Optimum, a layer of decentralized memory that improves performance for any block chain, raised a round of $ 11 million seeds, inviting its creators from institutions such as Harvard and Mit to jump from the world of the academy to the commercial crypto field.
The seed round was directed by 1kx with the participation of Robot Ventures, Finish Capital, Spartan, CMT Digital, SNZ, Triton Capital, Big Brain, CMS, Longhash, NGC, Animou, GSR, Caladan, Refore and others.
Optimum is to build what calls the missing blockchains memory layer, making the way the data is stored, accessed and propagated, faster, cheaper and truly decentralized, according to a press release.
In the core of Optimum’s innovation is a decentralized coding method for distributed systems, known as random linear network coding (RLNC), developed by Muriel Médard, a MIT professor who speaks in the Toronto 2025 consensus.

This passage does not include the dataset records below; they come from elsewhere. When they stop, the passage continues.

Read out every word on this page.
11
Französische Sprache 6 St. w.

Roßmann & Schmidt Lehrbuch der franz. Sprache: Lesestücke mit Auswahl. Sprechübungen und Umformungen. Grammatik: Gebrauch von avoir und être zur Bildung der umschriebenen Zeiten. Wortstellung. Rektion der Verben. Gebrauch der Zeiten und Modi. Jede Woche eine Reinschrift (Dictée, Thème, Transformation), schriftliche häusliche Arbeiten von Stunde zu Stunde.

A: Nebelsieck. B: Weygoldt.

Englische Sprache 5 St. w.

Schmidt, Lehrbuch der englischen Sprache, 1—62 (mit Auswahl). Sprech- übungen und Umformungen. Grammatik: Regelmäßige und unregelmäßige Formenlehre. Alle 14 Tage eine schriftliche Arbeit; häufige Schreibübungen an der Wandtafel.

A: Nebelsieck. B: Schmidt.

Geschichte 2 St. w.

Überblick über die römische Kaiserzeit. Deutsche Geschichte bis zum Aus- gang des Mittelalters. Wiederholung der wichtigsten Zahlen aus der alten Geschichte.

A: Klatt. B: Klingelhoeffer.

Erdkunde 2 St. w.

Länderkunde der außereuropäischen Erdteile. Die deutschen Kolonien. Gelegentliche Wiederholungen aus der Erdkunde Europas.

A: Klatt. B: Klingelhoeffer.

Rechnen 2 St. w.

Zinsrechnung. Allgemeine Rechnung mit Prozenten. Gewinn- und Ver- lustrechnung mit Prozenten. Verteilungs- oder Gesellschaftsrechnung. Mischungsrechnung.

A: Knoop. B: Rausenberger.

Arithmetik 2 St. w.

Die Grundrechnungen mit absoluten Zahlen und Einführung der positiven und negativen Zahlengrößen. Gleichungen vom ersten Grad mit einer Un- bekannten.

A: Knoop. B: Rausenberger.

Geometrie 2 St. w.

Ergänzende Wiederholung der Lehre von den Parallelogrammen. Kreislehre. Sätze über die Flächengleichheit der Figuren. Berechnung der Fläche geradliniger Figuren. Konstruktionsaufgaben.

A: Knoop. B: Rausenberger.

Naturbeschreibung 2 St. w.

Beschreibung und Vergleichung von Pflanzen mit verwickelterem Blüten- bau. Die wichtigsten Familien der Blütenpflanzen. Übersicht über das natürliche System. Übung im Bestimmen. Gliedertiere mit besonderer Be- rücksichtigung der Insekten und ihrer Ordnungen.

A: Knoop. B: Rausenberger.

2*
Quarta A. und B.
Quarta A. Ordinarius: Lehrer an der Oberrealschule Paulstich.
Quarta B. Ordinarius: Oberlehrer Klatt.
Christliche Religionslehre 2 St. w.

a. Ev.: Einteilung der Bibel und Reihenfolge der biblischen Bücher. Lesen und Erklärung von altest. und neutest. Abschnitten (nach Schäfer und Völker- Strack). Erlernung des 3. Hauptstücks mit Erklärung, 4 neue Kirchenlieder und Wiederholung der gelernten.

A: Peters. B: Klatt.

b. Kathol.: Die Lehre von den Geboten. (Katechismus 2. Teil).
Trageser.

“If you think of web3 as a decentralized world computer, people have done incredible job in the computer part; say, the operating system,” Médard said in an interview. “But anyone who has gathered a computer knows that it also needs a bus, which is the spread of data, and needs a memory, which we call random access memory, instead of the most static memory such as a disc or the cloud.”

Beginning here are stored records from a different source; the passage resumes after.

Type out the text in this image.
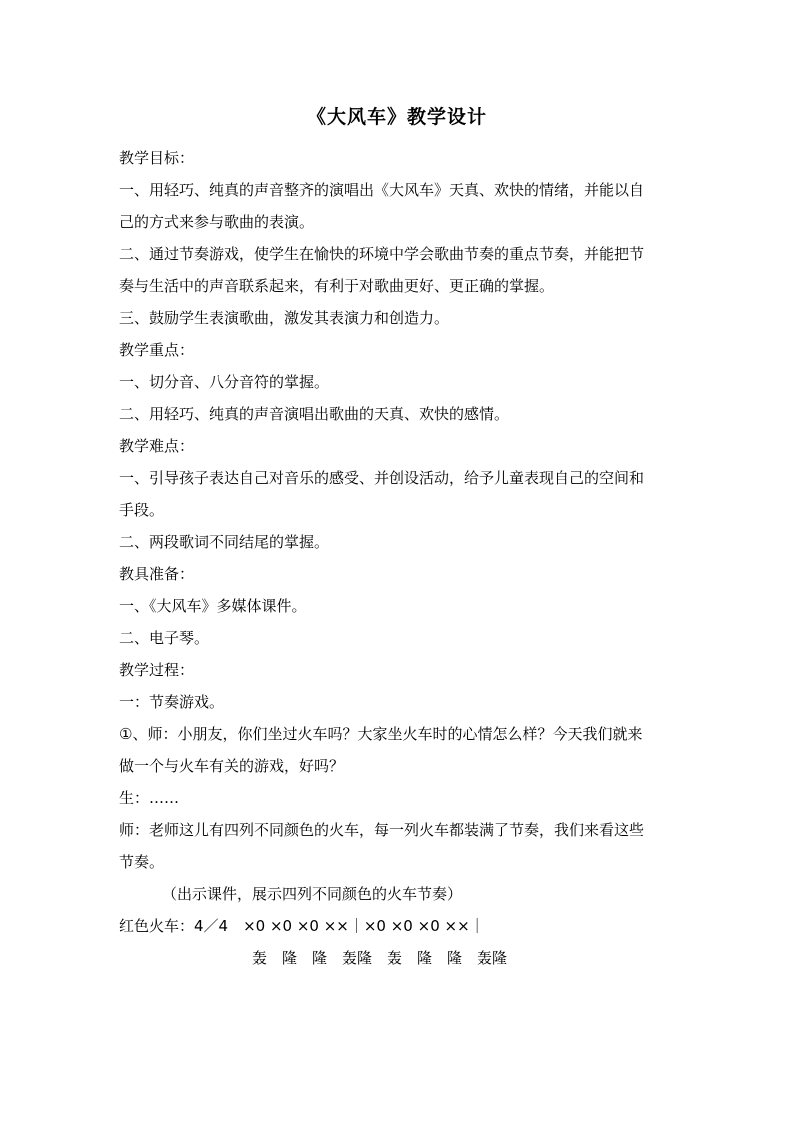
《大风车》教学设计
教学目标：
一、用轻巧、纯真的声音整齐的演唱出《大风车》天真、欢快的情绪，并能以自
己的方式来参与歌曲的表演。
二、通过节奏游戏，使学生在愉快的环境中学会歌曲节奏的重点节奏，并能把节
奏与生活中的声音联系起来，有利于对歌曲更好、更正确的掌握。
三、鼓励学生表演歌曲，激发其表演力和创造力。
教学重点：
一、切分音、八分音符的掌握。
二、用轻巧、纯真的声音演唱出歌曲的天真、欢快的感情。
教学难点：
一、引导孩子表达自己对音乐的感受、并创设活动，给予儿童表现自己的空间和
手段。
二、两段歌词不同结尾的掌握。
教具准备：
一、《大风车》多媒体课件。
二、电子琴。
教学过程：
一：节奏游戏。
①、师：小朋友，你们坐过火车吗？大家坐火车时的心情怎么样？今天我们就来
做一个与火车有关的游戏，好吗？
生：……
师：老师这儿有四列不同颜色的火车，每一列火车都装满了节奏，我们来看这些
节奏。
（出示课件，展示四列不同颜色的火车节奏）
红色火车：4／4　×0 ×0 ×0 ××｜×0 ×0 ×0 ××｜
轰　隆　隆　轰隆　轰　隆　隆　轰隆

Read more: Muriel Médard: Web3 has a memory problem, and finally we have a solution
Without a layer of scalable memory, block chains face systemic inefficiencies, according to Médard, such as obsolete gossip networks that reduce data, congestion memepools that cause unpredictable delays and swollen nodes that make the recovery expensive and complex.
Optimum’s memory infrastructure addresses the propagation of inefficient data, redundant storage and slow access, using the Médard RLNC coding scheme.
Optimum is now live in a private test network and is inviting L1, L2 operators, validators and nodes to experience their decentralized memory layer in action.